Le risque mentionné au premier alinéa est apprécié selon les mêmes critères que ceux prévus à l’article L. 612-3 ou au regard de la menace pour l’ordre public que l’étranger représente. »
Les cas prévus par l’article L.731-1 du Code de l’entrée et du séjour des étrangers et du droit d’asile visent l’étranger qui ne peut quitter immédiatement le territoire français mais dont l’éloignement demeure une perspective raisonnable, dans les cas suivants :
1° L’étranger fait l’objet d’une décision portant obligation de quitter le territoire français, prise moins de trois ans auparavant, pour laquelle le délai de départ volontaire est expiré ou n’a pas été accordé ;
2° L’étranger doit être éloigné en exécution d’une interdiction de retour sur le territoire français prise en application des articles L. 612-6, L. 612-7 et L. 612-8;
3° L’étranger doit être éloigné pour la mise en 'uvre d’une décision prise par un autre État, en application de l’article L. 615-1 ;
4° L’étranger doit être remis aux autorités d’un autre Etat en application de l’article L. 621-1 ;
5° L’étranger doit être éloigné en exécution d’une interdiction de circulation sur le territoire français prise en application de l’article L. 622-1 ;
6° L’étranger fait l’objet d’une décision d’expulsion ;
7° L’étranger doit être éloigné en exécution d’une peine d’interdiction judiciaire du territoire prononcée en application du deuxième alinéa de l’article 131-30 du code pénal ;
8° L’étranger doit être éloigné en exécution d’une interdiction administrative du territoire français.

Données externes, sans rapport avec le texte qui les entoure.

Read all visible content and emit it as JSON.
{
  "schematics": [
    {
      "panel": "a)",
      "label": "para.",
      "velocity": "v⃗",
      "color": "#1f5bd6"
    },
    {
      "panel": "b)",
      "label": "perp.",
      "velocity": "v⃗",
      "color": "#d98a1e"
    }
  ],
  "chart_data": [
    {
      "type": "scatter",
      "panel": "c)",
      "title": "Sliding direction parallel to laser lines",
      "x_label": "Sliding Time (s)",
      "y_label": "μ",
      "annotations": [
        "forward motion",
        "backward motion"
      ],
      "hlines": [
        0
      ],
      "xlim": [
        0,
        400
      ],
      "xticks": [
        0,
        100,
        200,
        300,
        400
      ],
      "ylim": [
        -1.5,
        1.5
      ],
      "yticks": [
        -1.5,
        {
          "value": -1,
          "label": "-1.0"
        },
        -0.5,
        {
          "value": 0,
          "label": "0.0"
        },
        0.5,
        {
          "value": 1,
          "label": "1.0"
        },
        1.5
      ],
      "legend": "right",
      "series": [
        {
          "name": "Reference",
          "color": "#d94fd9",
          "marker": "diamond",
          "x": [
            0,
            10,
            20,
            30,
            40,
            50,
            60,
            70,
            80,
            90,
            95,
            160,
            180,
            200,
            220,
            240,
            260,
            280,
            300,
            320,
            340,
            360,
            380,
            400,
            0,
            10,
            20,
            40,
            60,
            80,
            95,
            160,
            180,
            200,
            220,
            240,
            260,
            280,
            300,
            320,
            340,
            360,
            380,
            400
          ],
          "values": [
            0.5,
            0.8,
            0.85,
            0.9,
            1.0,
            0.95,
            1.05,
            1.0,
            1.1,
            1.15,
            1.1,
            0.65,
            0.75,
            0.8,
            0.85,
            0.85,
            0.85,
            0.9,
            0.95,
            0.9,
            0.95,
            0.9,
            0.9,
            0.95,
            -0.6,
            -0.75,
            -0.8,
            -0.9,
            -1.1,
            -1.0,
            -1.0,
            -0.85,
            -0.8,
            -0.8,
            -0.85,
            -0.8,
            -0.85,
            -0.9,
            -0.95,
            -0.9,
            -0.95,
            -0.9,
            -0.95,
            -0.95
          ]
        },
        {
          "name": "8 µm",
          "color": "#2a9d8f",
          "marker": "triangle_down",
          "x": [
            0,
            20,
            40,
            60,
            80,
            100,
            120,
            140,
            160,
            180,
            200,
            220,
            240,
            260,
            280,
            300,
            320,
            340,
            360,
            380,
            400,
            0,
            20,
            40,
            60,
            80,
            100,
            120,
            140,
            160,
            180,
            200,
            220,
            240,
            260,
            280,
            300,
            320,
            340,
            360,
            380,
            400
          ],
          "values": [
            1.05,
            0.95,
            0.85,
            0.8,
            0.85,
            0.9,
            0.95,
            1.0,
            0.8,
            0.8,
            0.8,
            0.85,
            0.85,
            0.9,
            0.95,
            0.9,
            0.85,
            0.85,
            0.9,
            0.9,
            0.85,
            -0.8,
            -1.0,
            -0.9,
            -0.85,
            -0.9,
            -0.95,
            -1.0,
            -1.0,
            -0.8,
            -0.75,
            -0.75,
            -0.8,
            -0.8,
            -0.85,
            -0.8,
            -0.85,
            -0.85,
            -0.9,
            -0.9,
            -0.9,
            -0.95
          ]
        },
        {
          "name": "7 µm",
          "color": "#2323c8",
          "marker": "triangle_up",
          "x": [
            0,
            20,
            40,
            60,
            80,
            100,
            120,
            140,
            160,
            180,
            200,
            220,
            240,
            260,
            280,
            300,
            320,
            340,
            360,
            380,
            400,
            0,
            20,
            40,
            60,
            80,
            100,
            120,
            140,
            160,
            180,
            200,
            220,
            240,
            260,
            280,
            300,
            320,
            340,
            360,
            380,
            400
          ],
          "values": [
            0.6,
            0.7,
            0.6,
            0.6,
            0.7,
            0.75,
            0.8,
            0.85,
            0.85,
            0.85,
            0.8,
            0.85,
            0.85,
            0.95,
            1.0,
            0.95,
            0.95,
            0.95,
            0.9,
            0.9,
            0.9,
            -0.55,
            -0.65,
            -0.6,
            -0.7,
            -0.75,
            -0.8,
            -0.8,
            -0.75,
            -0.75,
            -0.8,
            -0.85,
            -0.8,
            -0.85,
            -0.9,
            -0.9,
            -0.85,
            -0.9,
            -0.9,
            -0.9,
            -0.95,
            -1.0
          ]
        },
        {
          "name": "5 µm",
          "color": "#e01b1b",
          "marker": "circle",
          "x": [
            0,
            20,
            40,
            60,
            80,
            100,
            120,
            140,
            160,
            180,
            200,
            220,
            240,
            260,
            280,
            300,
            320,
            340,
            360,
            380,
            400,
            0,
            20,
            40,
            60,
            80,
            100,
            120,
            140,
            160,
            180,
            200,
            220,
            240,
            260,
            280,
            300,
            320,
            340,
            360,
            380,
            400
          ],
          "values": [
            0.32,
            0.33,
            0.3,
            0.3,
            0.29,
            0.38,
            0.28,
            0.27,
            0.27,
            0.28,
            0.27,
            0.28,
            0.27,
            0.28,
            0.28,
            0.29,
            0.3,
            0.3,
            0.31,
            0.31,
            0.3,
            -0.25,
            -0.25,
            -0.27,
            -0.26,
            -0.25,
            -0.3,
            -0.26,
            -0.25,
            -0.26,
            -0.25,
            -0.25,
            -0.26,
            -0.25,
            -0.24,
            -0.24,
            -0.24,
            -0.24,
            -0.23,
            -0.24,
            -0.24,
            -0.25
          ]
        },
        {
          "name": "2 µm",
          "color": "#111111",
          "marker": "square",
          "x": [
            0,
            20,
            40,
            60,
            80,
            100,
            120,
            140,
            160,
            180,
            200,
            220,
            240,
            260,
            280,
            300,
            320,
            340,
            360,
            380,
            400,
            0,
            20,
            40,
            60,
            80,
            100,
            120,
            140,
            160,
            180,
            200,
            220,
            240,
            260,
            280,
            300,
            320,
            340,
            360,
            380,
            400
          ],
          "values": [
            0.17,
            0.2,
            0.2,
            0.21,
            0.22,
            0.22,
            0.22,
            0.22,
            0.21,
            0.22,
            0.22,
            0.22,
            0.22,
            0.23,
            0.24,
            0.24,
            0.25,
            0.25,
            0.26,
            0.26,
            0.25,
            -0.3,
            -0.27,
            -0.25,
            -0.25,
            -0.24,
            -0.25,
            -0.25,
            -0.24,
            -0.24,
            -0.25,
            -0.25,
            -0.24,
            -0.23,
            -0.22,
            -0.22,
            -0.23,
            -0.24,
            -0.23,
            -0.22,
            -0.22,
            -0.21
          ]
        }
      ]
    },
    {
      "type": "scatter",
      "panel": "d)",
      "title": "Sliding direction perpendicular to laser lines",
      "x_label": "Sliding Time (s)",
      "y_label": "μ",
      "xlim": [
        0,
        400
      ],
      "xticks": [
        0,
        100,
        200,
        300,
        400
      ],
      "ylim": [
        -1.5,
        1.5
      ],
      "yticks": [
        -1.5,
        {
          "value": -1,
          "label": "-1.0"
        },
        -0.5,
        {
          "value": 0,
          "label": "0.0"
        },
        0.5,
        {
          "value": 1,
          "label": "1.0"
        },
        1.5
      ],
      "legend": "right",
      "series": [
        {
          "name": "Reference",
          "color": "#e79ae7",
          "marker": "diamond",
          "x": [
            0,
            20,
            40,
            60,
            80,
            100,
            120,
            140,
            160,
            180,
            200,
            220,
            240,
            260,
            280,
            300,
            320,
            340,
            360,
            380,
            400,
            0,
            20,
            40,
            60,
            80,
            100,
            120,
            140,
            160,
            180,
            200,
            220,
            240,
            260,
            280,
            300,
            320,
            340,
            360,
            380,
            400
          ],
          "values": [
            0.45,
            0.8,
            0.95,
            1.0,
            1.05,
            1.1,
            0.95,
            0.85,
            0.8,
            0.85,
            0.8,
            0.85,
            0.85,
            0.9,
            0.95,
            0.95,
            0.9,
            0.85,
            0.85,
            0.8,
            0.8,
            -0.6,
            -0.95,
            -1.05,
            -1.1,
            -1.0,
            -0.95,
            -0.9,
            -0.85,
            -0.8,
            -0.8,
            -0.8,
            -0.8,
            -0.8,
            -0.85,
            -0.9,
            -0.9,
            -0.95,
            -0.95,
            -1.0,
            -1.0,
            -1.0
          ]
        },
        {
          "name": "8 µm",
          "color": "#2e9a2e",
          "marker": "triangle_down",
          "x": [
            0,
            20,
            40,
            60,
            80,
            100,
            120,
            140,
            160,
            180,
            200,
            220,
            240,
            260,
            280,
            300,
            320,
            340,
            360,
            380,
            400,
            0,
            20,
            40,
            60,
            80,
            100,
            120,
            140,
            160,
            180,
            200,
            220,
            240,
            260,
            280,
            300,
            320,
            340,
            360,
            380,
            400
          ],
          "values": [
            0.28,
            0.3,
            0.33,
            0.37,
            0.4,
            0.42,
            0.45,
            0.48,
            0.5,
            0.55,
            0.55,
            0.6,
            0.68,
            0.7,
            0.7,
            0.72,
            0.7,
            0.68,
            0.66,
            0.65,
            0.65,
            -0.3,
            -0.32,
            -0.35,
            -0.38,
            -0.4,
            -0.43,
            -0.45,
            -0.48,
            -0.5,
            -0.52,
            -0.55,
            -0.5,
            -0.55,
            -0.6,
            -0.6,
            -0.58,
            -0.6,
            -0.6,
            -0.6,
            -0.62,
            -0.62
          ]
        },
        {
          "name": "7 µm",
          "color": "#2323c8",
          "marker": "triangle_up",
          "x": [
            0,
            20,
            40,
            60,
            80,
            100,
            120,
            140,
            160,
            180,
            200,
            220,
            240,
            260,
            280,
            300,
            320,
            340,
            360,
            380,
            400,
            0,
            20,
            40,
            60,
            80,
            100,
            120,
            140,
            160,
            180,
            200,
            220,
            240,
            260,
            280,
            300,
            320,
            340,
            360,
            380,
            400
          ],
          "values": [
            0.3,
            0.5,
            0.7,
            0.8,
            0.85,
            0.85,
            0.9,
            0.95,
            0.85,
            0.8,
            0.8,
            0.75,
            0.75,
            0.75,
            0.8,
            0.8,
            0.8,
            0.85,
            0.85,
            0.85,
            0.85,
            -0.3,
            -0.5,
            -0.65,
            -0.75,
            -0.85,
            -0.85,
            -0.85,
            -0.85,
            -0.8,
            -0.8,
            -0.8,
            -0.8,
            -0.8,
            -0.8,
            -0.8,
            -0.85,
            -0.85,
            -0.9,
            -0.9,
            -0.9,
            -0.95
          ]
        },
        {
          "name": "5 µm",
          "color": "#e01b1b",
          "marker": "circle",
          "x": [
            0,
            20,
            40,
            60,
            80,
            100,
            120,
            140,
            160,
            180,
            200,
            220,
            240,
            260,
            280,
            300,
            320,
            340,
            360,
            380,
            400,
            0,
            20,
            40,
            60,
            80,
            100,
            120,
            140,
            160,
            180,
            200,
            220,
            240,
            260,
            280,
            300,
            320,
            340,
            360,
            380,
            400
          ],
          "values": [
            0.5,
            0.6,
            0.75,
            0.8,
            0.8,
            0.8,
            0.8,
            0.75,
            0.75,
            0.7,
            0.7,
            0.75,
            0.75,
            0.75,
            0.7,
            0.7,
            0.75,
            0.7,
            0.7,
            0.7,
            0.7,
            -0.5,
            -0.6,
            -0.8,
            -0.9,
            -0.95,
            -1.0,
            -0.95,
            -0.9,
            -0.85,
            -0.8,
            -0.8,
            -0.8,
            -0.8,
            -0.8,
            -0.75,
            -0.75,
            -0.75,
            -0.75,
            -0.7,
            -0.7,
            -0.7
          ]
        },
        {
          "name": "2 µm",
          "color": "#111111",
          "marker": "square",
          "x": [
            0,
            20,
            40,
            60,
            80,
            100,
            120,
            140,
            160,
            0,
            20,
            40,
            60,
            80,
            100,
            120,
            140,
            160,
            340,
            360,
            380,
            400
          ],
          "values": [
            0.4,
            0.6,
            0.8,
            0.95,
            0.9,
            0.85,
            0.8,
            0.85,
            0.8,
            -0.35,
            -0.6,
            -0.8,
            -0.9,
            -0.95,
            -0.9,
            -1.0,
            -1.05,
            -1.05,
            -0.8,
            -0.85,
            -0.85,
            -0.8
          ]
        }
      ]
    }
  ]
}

L’étranger qui, ayant été assigné à résidence en application du présent article, ou placé en rétention administrative en application des articles L. 741-1 ou L. 741-2, n’a pas déféré à la décision dont il fait l’objet ou, y ayant déféré, est revenu en France alors que cette décision est toujours exécutoire, peut être assigné à résidence sur le fondement du présent article.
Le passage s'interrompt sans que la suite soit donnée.